В своем театре она ставила не только кукольные спектакли, но и небольшие одноактные комедии. В одной такой пьеске заняла и меня.
Метод работы был совсем не похож на ТЭКовский. Объяснения были доходчивы. Она не признавала от и до, давала больше воли фантазии самого актёра. Благодаря ей у меня проснулась часть утраченных способностей. Только ей я обязана тем, что впоследствии, уже в другом, сибирском лагере, могла руководить культбригадой, а затем довольно успешно работать в театре.
Но главное, я полюбила куклы. Куклы сами по себе, так, как если бы я работала не на зрителя, а для самой себя.
Но и счастье кукольного рая было непродолжительным.
Кончилась война, пошли изменения в режиме и политике, все начало меняться.
Я очень немного знаю, почему закрылся наш театр. Кажется, министр просвещения Коми АССР захотела иметь его у себя, но без зеков. Куклы, сделанные нашими руками, были у нас отобраны и отправлены в Сыктывкар. Там они через короткое время нашли вечный покой в крысиных желудках.
Кылтово
Тамара Георгиевна, Алексей и Мира Линкевичи (мои друзья, о которых я говорила выше) должны были вскоре выйти на свободу. Они остались в Княж-Погосте. Меня отправили на отдаленный сельскохозяйственный лагпункт Кылтово. Начальник этого лагпункта жил в Княж-Погосте и бывал в зоне только наездами.

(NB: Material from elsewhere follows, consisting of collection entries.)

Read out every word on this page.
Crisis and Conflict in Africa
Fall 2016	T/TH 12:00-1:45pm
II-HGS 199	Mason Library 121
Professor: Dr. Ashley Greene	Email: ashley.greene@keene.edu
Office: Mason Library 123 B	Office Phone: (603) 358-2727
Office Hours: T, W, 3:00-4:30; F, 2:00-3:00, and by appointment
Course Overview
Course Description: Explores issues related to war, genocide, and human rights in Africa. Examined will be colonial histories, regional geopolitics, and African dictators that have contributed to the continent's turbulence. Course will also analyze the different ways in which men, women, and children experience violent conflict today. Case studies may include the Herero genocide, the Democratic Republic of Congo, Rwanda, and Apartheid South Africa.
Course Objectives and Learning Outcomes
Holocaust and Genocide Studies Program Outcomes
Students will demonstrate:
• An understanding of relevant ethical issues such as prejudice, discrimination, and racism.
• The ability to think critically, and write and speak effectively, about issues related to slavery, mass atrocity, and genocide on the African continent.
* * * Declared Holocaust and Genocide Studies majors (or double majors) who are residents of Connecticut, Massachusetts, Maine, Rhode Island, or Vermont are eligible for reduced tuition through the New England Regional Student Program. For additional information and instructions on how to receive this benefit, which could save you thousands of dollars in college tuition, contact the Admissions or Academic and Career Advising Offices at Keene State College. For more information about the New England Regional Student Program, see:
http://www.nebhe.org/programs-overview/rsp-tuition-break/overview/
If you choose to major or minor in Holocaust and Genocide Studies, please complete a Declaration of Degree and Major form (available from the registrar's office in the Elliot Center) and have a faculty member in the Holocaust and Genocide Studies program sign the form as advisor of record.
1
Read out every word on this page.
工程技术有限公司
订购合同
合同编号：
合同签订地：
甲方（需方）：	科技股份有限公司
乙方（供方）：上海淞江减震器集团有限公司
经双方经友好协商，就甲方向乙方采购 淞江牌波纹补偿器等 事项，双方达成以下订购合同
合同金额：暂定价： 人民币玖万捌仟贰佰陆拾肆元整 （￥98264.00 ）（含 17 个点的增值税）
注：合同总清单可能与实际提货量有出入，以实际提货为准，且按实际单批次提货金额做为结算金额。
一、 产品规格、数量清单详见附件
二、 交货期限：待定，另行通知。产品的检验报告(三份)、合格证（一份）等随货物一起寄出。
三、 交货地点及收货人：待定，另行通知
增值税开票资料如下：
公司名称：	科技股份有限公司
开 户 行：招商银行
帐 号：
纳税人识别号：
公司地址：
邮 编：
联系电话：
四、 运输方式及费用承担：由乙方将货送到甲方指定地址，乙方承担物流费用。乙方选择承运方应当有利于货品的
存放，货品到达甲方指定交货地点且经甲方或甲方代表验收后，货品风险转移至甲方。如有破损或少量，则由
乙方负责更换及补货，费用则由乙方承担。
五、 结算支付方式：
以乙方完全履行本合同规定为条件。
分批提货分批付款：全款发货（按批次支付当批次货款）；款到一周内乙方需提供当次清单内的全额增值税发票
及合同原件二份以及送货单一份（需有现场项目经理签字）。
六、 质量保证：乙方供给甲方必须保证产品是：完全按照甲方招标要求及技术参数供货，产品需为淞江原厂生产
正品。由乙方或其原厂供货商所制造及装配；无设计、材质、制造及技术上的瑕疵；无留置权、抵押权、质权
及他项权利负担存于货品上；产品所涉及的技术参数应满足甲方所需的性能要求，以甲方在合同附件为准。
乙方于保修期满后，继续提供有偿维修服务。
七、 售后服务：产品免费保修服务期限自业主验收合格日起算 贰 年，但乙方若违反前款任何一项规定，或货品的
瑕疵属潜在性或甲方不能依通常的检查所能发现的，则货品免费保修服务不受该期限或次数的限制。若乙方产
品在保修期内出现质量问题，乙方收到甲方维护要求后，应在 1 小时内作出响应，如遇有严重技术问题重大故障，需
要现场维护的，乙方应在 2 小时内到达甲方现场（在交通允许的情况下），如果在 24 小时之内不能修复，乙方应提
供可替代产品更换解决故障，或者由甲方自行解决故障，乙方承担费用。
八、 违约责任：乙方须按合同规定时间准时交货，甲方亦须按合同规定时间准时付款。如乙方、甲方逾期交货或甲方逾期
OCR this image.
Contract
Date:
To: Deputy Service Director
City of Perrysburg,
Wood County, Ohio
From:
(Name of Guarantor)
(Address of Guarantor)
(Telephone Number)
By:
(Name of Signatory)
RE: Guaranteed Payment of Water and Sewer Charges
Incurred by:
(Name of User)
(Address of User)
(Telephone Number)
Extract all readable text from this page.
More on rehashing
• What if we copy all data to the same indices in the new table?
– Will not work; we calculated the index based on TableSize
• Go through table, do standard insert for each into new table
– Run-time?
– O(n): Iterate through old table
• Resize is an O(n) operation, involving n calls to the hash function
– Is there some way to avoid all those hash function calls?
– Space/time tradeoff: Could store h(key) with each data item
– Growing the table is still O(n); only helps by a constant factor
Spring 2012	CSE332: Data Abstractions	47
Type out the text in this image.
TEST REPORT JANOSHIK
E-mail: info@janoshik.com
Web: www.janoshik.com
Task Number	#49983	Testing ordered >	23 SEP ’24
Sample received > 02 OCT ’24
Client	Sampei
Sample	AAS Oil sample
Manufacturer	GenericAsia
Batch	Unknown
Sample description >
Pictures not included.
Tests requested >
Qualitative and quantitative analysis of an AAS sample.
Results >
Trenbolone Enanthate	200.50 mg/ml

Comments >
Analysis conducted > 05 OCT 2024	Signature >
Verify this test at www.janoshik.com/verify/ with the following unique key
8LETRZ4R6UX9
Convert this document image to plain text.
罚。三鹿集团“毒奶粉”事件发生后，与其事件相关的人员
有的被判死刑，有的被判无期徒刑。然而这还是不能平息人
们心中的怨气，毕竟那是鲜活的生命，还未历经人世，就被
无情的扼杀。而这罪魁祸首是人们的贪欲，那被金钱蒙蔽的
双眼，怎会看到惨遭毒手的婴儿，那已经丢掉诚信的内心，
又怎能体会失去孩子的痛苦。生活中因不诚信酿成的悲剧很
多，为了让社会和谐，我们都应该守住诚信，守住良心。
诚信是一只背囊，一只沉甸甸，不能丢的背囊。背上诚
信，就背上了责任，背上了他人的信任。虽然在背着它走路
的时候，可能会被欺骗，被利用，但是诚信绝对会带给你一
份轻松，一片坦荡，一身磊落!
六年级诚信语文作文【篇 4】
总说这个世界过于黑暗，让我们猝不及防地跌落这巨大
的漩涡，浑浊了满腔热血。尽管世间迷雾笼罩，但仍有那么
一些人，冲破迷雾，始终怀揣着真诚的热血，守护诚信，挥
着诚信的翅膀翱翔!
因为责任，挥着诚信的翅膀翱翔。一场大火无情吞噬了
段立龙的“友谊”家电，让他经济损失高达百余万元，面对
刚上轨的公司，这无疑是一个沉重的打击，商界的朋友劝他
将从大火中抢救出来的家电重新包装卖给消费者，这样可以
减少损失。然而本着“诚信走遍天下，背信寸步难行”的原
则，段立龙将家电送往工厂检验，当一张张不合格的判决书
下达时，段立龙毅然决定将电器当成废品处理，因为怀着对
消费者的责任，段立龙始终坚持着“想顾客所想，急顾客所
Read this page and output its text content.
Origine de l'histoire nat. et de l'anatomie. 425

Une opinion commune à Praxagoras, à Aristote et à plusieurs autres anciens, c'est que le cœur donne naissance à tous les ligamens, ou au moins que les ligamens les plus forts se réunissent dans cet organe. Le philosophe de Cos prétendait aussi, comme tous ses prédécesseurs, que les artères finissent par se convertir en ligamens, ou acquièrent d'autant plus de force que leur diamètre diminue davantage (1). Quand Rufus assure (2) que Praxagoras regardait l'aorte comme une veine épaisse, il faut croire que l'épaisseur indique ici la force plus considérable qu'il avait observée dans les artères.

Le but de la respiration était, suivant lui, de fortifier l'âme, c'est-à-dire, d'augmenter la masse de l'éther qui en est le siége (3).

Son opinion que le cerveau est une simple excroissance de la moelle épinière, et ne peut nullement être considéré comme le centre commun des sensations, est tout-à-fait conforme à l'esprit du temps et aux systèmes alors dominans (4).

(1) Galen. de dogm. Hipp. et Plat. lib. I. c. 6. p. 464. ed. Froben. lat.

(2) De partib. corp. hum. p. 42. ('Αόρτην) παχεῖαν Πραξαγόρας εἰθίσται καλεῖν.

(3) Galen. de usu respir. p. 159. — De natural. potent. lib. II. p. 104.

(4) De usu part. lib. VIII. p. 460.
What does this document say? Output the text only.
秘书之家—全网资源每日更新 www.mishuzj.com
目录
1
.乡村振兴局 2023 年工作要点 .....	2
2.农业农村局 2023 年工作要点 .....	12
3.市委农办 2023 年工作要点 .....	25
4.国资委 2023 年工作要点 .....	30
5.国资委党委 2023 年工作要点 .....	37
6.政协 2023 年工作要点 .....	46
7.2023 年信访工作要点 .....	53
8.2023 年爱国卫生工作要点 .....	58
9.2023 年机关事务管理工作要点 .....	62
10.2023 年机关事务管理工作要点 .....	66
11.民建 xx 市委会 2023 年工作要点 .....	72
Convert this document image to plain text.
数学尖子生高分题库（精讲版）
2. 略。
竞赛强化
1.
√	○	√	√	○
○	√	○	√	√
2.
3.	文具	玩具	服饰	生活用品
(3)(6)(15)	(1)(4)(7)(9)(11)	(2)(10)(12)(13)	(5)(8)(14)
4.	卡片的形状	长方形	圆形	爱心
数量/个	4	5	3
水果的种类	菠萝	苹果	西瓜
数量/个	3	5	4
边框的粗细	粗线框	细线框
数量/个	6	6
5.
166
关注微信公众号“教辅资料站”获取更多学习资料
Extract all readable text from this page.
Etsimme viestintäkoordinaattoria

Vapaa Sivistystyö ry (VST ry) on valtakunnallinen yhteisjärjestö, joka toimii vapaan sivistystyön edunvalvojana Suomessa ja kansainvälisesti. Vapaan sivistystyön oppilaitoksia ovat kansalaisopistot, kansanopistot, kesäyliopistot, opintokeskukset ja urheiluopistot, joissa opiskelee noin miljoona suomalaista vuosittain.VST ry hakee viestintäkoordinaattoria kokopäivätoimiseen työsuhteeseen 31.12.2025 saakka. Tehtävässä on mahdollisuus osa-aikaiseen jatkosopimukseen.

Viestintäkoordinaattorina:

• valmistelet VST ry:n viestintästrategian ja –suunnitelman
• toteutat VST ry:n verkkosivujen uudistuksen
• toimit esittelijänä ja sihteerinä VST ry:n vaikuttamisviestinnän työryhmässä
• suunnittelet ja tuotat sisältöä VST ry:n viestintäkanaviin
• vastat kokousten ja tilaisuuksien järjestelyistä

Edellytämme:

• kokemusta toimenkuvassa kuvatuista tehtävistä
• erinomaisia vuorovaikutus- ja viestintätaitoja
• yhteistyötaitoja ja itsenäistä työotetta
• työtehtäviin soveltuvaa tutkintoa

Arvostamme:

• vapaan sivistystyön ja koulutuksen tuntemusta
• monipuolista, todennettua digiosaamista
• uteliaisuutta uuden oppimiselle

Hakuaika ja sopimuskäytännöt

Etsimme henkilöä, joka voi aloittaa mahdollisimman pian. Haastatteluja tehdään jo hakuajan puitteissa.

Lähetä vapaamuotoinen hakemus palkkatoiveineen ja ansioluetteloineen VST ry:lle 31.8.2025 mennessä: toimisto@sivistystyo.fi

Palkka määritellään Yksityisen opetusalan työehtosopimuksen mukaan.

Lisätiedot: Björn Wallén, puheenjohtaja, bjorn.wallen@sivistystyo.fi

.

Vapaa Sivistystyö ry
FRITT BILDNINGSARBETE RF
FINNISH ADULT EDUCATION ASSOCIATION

Лагерь был оставлен на произвол двух пьянчуг и бабника — воспитателя и врача. С ними в одной компании была ещё омерзительная сводница — рецидивистка — заведующая прачечной и баней. Был ещё и четвёртый в этом квартете — старший надзиратель, психически больной человек, взятый из психбольницы для острастки заключённых.
Я могла бы запросто из этого квартета создать квинтет, пополнив его своей особой, было бы только желание.
Через несколько дней после моего прихода в лагерь воспитатель предложил мне организовать самодеятельность.
Я вежливо, но решительно отказалась, мотивируя отказ тем, что ни организаторских, ни актёрских способностей у меня нет, сил тоже нет. После работы, в положенное для отдыха время, я хочу отдыхать.
И нажила себе опасного врага.
Во-первых, я угодила на лесоповал. Но это было ещё не самое плохое. Однажды поздно вечером надзиратель по списку вызвал с десяток женщин, в том числе и меня, и повёл в амбулаторию.
Там, увидев за столом вдрызг пьяного врача с не менее пьяным воспитателем. Я насторожилась, почуяв неладное. Пропустив женщин вперёд, сама осталась стоять у порога.